La stupidità umana. In Texas hanno già tolto la mascherina. Ci sono persone che rivendicano la libertà di avere mitragliatori automatici in casa, figurati se li puoi costringere a vaccinarsi… Ma se il 20-30% della popolazione rifiuta il vaccino, hai perso in partenza. Rifiutarlo è follia pura perché offre al virus un provvidenziale serbatoio per proliferare ed evolvere.

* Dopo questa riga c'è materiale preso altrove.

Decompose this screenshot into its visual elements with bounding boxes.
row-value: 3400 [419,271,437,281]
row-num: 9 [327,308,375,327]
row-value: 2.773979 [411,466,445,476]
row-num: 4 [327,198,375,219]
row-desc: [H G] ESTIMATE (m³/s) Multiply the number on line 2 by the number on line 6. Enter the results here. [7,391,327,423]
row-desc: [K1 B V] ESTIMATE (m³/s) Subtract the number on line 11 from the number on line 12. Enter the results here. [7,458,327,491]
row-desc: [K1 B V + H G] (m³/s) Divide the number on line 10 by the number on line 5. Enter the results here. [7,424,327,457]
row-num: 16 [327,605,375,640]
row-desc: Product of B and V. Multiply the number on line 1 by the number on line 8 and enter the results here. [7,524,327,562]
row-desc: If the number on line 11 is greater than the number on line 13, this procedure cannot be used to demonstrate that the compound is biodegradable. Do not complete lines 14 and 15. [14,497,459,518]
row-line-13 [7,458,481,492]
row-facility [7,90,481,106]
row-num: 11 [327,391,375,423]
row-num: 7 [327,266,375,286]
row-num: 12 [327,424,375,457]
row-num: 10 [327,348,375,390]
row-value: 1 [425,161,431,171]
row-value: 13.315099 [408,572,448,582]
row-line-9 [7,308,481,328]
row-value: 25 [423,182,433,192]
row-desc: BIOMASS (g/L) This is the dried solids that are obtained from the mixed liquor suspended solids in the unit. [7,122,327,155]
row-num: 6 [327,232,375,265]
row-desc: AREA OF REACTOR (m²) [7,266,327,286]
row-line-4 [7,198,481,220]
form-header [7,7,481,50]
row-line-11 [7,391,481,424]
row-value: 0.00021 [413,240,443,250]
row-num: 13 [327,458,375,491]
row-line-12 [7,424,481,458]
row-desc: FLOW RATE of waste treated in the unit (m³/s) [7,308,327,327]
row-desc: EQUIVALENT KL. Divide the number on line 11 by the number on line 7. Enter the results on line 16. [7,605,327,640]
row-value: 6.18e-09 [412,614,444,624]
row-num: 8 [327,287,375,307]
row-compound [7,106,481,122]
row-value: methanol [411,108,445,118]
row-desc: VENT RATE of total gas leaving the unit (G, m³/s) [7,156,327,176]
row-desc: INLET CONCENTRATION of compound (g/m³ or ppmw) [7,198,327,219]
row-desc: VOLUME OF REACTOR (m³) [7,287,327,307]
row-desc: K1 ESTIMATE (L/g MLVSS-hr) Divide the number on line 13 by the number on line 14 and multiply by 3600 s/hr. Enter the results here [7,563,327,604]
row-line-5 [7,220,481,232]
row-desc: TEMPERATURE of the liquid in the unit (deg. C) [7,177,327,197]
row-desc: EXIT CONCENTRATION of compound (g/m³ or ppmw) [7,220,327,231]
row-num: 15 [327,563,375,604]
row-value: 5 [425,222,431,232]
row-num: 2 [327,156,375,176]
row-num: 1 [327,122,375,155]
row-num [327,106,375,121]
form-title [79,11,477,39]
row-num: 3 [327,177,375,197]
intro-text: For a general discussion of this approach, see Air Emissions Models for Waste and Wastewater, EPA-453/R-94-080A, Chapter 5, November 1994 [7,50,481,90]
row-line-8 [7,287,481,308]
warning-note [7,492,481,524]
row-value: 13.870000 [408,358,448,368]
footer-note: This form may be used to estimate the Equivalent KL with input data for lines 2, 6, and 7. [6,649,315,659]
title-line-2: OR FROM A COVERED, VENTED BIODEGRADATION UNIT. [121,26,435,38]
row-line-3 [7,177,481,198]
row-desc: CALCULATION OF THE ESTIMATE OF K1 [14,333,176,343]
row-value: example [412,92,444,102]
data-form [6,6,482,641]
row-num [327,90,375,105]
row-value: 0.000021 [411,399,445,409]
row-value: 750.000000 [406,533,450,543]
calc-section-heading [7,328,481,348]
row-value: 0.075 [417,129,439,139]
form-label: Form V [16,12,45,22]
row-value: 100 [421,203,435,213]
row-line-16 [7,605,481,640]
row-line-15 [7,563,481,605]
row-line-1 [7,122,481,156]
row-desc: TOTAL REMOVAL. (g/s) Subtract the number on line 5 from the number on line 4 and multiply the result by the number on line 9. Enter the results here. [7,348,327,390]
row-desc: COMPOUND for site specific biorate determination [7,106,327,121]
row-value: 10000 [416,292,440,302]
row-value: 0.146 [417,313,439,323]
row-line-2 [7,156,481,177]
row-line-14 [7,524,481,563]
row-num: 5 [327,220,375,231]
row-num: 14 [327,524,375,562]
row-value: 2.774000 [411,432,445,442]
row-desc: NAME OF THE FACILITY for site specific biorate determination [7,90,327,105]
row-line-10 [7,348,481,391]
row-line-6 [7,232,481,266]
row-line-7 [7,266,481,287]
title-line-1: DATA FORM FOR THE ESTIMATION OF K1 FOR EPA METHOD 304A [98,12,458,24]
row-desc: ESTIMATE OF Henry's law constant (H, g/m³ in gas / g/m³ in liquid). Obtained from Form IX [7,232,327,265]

Cosa ci insegna questa storia?
Negli anni ’30 eravamo 2,5 miliardi e il 50% delle terre emerse erano selvagge. Nel 2021 siamo quasi 8 miliardi e di terre selvagge ne sono rimaste meno del 30%. Abbiamo antropizzato il pianeta, entriamo in contatto con virus che a volte hanno 4 milioni di anni e che non avremmo mai dovuto incontrare. I virus sono parte di noi. Ma la natura non aveva pensato ad una specie capace di aggredire il pianeta in pochi decenni, come stiamo facendo noi, devastando, deforestando, distruggendo faune selvatiche e nicchie ecologiche di virus, batteri, funghi, animali, vegetali sconosciuti. E poi non c’è una regia globale per proteggere i Paesi poveri che chissà se riusciranno a vederlo un vaccino. Se non arrivi lì però non ne vieni fuori. Perché in aree prive di protezione vaccinale si potranno produrre nuove varianti. Nel 2000 abbiamo fronteggiato la Sars, 10 anni dopo la Mers, adesso il Sars-CoV-2. Ma il prossimo virus potrebbe arrivare prima di dieci anni. Saremo preparati?